THE GOODRIDGE BACKLASH? In response to my point that Mickey Kaus's nominal support for gay marriage was empty because he never finds any means of achieving it acceptable (the only meaningful difference between people who are flat-out reactionaries and people who support social change unless it might cause social conflict or affect entrenched interests is that the former are at least honest), a commenter at my other site asks: "There wasn't a massive backlash after the San Francisco and Massachusetts decisions? This didn't mobilize the Republican vote in Ohio and other battleground states, thus costing Democrats the 2004 election?" Although the question is apparently meant to be rhetorical, the short answer is in fact "no."
I'm presenting the long answer in an updated version of a paper I'm presenting at the MWPSA conference next month, and Dan Pinello does a good job of summarizing the arguments in his new book too. To summarize some of the many problems with the countermobilization thesis:
- The state backlash was window dressing. The strongest argument for the Kaus backlash thesis are the 13 state initiatives passed in 2004 which passed following Goodridge and Gavin Newsom's actions. However, the actual cost of these initiatives for the cause of gay rights was trivial. In none of these states did gays and lesbians lose state legal privileges (although in a couple states there was a loss of some private benefits); and as Pinello notes, in 9 of the 13 states the new amendments just mirrored statutory bans on gay marriage that already existed. And since state constitutional amendments are generally no harder to change than a statute, the political cost is nominal. A federal constitutional amendment -- which is almost impossible to change -- would be a different issue, but of course the FMA was pure cynical exploit-the-bigotry-of-the-rubes politics with no chance of actually passing. Gay marriage isn't any less popular now than it was in 2004. In other words, there's no evidence that Goodridge actually made the practical task of achieving gay marriage harder. So, clearly, the decision was a net benefit: they gained in Massachusetts (where pro-gay rights legislators have fared better than opponents of the court's decision, belying claims of a backlash), without actually losing ground anywhere else. As a general matter, I also don't believe there's any significant empirical basis for claims that judicial opinions create uniquely large backlashes.

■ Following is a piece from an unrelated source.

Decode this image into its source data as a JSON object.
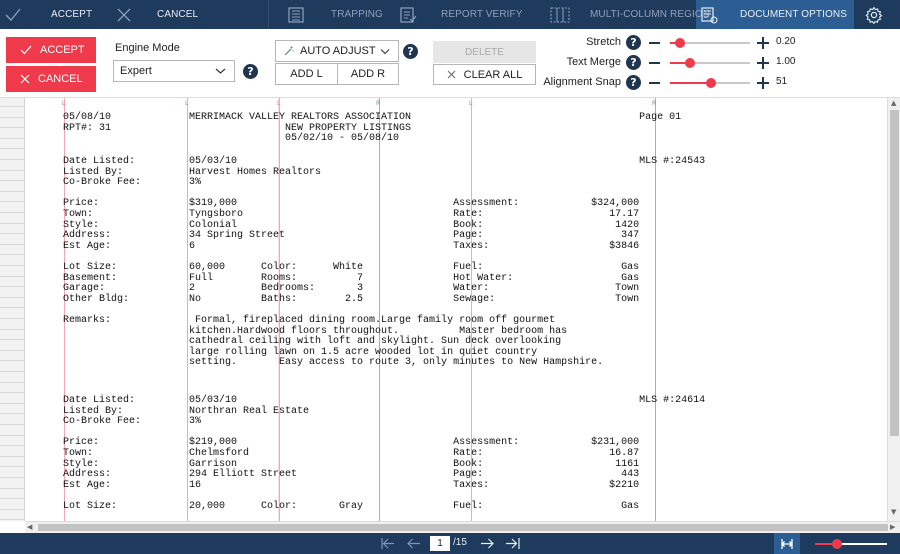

- The election myth. As Pinello notes, the evidence that gay rights was a decisive factor in the 2004 election is scant-to-nonexistent; once you go beyond eyeballing exit polls and actually do empirical studies of voting behavior, the alleged effects disappears. Moreover, at this point the various strands in the antiliberal obsessions of Kaus and his fellow travelers start to collapse on one another. Kerry in 2004 did historically well given that he was facing a wartime incumbent in a decent economy. Obviously, few people (and Kaus least of all) would claim that this was because Kerry was an incredibly strong candidate. But if a massive anti-gay backlash hurt the Democrats badly, where did the votes go?
- Predicting 9 of the last 2 backlashes. You may recall Kaus, and may other pundits predicting that the decision of courts in New Jersey to require civil unions would cause a major backlash against the Democrats in the 2006 election. You may also recall that this didn't happen even at the level of simple correlation, which will be promptly forgotten the next time the courts issue a similar holding.
Obviously, substantive victories (achieved in any branch of government) will produce opposition from people who oppose them, which would obviously be a stupid reason not to want to win. But there's no evidence that judicial opinions produce a unique backlash, and there's also no evidence that gay marriage won the 2004 elections for the Republicans.